The square-root example illustrates the relationship between the ideal mapping and an ideal agent design, for a very restricted task. Whereas the table is very large, the agent is a nice, compact program. It turns out that it is possible to design nice, compact agents that implement the ideal mapping for much more general situations: agents that can solve a limitless variety of tasks in a limitless variety of environments. Before we discuss how to do this, we need to look at one more requirement that an intelligent agent ought to satisfy.


There is one more thing to deal with in the definition of an ideal rational agent: the “built-in knowledge” part. If the agent’s actions are based completely on built-in knowledge, such that it need pay no attention to its percepts, then we say that the agent lacks autonomy. For example, if the clock manufacturer was prescient enough to know that the clock’s owner would be going to Australia at some particular date, then a mechanism could be built in to adjust the hands automatically by six hours at just the right time. This would certainly be successful behavior, but the intelligence seems to belong to the clock’s designer rather than to the clock itself.

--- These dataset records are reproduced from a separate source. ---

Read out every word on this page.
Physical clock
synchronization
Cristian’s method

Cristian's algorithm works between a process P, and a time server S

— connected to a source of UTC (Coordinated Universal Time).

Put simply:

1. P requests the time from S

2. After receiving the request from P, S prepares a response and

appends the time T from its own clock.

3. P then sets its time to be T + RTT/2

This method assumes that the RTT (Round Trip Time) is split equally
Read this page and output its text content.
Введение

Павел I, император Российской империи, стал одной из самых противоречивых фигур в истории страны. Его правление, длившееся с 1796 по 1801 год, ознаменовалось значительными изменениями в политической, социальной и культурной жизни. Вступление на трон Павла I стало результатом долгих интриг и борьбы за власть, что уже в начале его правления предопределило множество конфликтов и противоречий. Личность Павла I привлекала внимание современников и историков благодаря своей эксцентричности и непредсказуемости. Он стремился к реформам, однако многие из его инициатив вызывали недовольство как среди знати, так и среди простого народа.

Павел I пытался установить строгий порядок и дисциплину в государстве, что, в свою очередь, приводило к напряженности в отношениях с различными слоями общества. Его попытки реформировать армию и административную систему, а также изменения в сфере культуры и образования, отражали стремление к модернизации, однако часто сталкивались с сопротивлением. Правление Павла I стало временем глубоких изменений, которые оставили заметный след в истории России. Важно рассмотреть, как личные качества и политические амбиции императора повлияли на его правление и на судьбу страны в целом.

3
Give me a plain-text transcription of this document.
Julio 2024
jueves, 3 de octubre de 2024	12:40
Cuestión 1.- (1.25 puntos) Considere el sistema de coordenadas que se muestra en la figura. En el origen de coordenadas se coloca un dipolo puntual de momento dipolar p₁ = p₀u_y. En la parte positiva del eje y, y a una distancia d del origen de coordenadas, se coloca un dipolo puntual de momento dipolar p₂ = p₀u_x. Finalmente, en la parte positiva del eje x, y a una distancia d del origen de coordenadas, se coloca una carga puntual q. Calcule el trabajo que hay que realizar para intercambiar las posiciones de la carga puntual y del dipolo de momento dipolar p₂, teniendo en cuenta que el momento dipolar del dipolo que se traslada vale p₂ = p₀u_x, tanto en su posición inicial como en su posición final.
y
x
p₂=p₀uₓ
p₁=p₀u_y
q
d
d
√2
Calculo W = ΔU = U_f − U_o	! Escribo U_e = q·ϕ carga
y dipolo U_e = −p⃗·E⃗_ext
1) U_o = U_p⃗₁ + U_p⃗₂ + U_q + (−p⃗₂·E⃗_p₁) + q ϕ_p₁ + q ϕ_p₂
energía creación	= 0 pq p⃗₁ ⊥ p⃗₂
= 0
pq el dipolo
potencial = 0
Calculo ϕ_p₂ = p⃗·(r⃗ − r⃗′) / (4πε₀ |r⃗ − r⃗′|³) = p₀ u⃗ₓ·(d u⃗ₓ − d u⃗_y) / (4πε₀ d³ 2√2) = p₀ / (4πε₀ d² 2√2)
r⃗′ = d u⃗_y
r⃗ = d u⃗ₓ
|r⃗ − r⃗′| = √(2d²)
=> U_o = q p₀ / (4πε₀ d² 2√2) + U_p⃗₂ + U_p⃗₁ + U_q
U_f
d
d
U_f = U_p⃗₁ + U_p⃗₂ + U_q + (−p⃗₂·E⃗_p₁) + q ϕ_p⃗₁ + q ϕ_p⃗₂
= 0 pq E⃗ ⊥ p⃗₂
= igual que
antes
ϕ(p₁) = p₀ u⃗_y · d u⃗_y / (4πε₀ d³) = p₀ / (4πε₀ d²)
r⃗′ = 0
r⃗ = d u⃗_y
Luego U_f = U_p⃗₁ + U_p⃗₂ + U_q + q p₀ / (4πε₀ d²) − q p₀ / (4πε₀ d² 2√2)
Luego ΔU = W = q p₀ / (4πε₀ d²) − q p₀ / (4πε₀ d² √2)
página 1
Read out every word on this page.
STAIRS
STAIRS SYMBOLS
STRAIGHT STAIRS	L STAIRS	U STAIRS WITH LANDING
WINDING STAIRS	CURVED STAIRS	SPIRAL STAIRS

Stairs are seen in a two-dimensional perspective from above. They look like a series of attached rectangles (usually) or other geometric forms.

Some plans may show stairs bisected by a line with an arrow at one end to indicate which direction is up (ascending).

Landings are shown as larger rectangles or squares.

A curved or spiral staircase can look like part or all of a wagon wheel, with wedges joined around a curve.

An agent’s behavior can be based on both its own experience and the built-in knowledge used in constructing the agent for the particular environment in which it operates. A system is autonomous to the extent that its behavior is determined by its own experience. It would be too stringent, though, to require complete autonomy from the word go: when the agent has had little or no experience, it would have to act randomly unless the designer gave some assistance. So, just as evolution provides animals with enough built-in reflexes so that they can survive long enough to learn for themselves, it would be reasonable to provide an artificial intelligent agent with some initial knowledge as well as an ability to learn.

Autonomy not only fits in with our intuition, but it is an example of sound engineering practices. An agent that operates on the basis of built-in assumptions will only operate successfully when those assumptions hold, and thus lacks flexibility. Consider, for example, the lowly dung beetle. After digging its nest and laying its eggs, it fetches a ball of dung from a nearby heap to plug the entrance; if the ball of dung is removed from its grasp en route, the beetle continues on and pantomimes plugging the nest with the nonexistent dung ball, never noticing that it is missing. Evolution has built an assumption into the beetle’s behavior, and when it is violated, unsuccessful behavior results. A truly autonomous intelligent agent should be able to operate successfully in a wide variety of environments, given sufficient time to adapt.